Pasca 1965, minat Etnis Tionghoa pada militer menurut Didi kurang terdengar. Hal ini diperparah dengan semakin dibatasinya ruang gerak etnis Tionghoa pada masa orde baru.
Didi menduga, tindakan diskriminatif rezim orba ini yang membuat karier di dunia militer tak diminati etnis Tionghoa.
Dalam militer, etnis Tionghoa susah sekali naik pangkat. Mereka juga jarang dikirim untuk mengikuti pelatihan-pelatihan yang bisa mengembangkan karier. "Padahal tentara etnis Tionghoa ini punya potensi juga," ujar Didi.

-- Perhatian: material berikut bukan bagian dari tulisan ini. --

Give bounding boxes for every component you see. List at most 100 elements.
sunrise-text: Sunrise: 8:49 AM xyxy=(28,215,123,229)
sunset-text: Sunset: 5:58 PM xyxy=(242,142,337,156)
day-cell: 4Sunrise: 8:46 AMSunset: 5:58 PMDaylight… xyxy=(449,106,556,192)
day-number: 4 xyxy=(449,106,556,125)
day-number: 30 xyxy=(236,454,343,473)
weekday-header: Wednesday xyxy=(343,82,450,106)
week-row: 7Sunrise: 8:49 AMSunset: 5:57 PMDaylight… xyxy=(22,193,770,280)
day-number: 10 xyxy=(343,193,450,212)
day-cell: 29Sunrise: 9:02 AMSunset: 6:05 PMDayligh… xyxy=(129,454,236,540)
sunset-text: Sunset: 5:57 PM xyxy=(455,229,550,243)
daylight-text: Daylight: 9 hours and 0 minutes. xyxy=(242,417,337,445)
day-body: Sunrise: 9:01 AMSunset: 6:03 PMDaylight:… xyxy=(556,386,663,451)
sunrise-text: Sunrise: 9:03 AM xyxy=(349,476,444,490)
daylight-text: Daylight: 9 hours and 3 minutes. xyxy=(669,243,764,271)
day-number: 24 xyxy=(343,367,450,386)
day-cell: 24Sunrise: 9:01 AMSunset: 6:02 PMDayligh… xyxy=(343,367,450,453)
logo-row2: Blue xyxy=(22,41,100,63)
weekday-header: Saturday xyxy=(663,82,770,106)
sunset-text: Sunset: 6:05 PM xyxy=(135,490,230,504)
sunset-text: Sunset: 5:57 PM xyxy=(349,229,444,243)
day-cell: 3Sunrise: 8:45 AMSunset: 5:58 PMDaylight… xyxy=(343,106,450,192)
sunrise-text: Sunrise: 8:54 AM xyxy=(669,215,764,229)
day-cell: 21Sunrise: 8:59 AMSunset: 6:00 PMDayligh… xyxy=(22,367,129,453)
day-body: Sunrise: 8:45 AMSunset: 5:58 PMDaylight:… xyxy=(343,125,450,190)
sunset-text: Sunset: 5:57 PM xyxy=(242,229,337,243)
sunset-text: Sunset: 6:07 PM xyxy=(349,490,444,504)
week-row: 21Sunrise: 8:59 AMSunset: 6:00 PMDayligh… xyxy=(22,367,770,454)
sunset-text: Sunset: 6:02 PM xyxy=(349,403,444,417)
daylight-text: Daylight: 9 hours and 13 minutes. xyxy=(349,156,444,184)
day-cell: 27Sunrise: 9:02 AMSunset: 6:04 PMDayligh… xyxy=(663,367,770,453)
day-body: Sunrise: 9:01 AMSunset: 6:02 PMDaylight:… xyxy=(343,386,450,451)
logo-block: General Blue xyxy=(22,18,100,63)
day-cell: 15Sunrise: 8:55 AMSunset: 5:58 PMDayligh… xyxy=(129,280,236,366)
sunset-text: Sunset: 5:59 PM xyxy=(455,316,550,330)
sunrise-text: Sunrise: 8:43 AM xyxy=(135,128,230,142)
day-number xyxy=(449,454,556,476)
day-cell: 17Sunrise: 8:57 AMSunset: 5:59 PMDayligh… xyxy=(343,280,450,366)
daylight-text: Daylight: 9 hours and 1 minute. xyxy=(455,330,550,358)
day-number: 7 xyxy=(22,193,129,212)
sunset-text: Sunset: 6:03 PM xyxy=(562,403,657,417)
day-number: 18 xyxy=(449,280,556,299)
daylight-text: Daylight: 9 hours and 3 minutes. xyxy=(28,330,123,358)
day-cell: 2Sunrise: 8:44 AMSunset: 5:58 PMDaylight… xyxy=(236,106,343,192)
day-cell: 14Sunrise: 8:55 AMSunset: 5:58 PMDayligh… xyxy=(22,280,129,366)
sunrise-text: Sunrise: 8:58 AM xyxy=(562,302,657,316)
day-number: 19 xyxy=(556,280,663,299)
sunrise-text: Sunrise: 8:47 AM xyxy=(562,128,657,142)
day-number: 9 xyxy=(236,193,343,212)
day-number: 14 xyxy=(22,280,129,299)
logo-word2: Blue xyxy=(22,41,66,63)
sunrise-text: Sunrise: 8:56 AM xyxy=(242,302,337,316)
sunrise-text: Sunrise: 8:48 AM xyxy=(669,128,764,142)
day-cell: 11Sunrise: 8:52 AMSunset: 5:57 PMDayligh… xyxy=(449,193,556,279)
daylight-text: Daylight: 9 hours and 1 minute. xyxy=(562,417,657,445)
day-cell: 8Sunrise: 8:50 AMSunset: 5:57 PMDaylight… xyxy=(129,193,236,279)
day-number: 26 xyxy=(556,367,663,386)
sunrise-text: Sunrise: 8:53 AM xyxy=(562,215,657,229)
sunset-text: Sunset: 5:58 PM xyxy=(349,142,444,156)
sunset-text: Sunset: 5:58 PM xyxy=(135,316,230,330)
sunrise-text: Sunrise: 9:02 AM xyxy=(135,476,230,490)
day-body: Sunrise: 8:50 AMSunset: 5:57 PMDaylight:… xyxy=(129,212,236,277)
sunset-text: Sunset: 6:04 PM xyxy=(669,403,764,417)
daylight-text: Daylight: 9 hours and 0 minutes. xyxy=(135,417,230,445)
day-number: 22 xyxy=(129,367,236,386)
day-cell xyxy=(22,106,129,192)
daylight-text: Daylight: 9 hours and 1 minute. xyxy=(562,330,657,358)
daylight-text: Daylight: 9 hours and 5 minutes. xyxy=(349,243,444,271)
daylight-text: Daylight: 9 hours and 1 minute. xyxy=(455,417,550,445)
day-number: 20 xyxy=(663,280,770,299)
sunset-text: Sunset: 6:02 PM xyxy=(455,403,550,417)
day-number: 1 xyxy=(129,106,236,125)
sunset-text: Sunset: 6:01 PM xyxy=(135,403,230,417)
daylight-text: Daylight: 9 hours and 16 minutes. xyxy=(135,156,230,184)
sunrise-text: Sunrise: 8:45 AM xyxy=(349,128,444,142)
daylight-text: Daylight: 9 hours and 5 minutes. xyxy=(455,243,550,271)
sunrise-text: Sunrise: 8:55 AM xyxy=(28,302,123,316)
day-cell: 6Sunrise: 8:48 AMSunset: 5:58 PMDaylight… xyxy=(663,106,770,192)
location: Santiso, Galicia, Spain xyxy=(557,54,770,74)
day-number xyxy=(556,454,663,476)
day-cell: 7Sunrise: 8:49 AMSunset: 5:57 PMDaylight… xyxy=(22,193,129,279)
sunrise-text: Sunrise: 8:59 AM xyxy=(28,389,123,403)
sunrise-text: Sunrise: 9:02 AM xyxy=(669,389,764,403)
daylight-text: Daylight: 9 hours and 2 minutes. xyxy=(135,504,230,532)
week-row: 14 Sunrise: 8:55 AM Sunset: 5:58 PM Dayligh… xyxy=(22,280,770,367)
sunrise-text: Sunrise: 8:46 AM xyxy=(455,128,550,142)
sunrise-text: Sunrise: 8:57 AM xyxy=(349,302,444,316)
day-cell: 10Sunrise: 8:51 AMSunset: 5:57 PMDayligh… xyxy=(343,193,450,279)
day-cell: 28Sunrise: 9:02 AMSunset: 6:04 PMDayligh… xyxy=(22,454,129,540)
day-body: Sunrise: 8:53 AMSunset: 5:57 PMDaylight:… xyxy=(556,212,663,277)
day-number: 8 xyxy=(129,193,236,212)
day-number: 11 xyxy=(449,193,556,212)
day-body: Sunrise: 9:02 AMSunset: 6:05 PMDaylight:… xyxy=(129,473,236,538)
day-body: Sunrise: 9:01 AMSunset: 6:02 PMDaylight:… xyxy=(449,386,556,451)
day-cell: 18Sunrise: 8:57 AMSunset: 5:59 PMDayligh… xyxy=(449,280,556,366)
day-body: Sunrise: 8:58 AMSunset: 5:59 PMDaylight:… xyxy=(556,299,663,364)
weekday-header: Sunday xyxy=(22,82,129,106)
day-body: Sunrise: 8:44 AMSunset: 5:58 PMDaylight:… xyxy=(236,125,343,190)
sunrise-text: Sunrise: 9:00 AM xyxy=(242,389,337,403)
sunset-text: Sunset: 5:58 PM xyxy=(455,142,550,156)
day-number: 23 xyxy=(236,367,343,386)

Saat ini saja menurut Didi ada beberapa perwira tinggi TNI keturunan Tionghoa, namun tak mau dipubllikasikan. Ada juga yang sengaja menutupi identitasnya Tionghoanya demi kepentingan karier.
"Mereka (tentara etnis Tionghoa) tidak mau diekspos kehidupannya karena menurut mereka berjuang untuk bangsa adalah hal yang sudah sewajarnya," kata Didi.